Original ArticleCaptopril improves tumor nanomedicine delivery by increasing tumor blood perfusion and enlarging endothelial gaps in tumor blood vessels

- Nanomedicine drug delivery system has become a main stream for tumor therapy. Low perfusion and unfavorable vessels permeability still posed great challenge in effective nanomedicine drug delivery for tumor treatment. Enhancement of tumor perfusion and enlargement of endothelial gap were well documented to achieve improved delivery of nanomedicine for tumor and better therapeutic benefits.
- This manuscript reports for the first time that we take advantage of captopril, a drug widely used in clinics capable of reducing blood pressure by dilating vessels, to improve tumor perfusion and enlarge endothelial gap simultaneously to enhance nanomedicine drug delivery for tumor.
- The present study thus provided a new strategy to improve nanoparticles drug delivery for tumor treatment with high potential of clinics translation.

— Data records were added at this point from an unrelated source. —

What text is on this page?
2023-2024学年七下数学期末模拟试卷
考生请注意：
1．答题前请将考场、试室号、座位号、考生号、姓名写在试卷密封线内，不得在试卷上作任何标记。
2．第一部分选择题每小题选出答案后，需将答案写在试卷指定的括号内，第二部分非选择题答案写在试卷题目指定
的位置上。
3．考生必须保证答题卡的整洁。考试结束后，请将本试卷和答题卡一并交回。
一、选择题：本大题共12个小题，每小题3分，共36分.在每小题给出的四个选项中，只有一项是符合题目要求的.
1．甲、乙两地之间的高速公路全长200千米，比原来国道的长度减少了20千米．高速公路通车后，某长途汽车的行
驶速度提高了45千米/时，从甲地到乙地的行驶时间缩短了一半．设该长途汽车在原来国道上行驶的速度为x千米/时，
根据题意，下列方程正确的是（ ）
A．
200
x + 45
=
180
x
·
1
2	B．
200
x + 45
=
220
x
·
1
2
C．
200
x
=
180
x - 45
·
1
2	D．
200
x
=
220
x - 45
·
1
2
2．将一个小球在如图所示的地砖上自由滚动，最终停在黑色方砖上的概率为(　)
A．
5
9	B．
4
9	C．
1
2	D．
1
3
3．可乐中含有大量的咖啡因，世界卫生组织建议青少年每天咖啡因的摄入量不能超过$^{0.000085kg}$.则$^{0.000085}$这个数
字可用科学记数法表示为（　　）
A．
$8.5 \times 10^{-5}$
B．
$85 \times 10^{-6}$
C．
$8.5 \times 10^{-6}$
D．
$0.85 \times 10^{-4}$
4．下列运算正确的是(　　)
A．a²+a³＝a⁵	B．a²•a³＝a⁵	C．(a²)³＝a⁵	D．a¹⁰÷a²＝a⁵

Poor tumor perfusion and unfavorable vessel permeability compromise nanomedicine drug delivery to tumors. Captopril dilates blood vessels, reducing blood pressure clinically and bradykinin, as the downstream signaling moiety of captopril, is capable of dilating blood vessels and effectively increasing vessel permeability. The hypothesis behind this study was that captopril can dilate tumor blood vessels, improving tumor perfusion and simultaneously enlarge the endothelial gaps of tumor vessels, therefore enhancing nanomedicine drug delivery for tumor therapy. Using the U87 tumor xenograft with abundant blood vessels as the tumor model, tumor perfusion experiments were carried out using laser Doppler imaging and lectin-labeling experiments. A single treatment of captopril at a dose of 100 mg/kg significantly increased the percentage of functional vessels in tumor tissues and improved tumor blood perfusion. Scanning electron microscopy of tumor vessels also indicated that the endothelial gaps of tumor vessels were enlarged after captopril treatment. Immunofluorescence-staining of tumor slices demonstrated that captopril significantly increased bradykinin expression, possibly explaining tumor perfusion improvements and endothelial gap enlargement. Additionally, imaging in vivo, imaging ex vivo and nanoparticle distribution in tumor slices indicated that after a single treatment with captopril, the accumulation of 115-nm nanoparticles in tumors had increased 2.81-fold with a more homogeneous distribution pattern in comparison to non-captopril treated controls. Finally, pharmacodynamics experiments demonstrated that captopril combined with paclitaxel-loaded nanoparticles resulted in the greatest tumor shrinkage and the most extensive necrosis in tumor tissues among all treatment groups. Taken together, the data from the present study suggest a novel strategy for improving tumor perfusion and enlarging blood vessel permeability simultaneously in order to improve nanomedicine delivery for tumor therapy. As captopril has already been extensively used clinically, such a strategy has great therapeutic potential.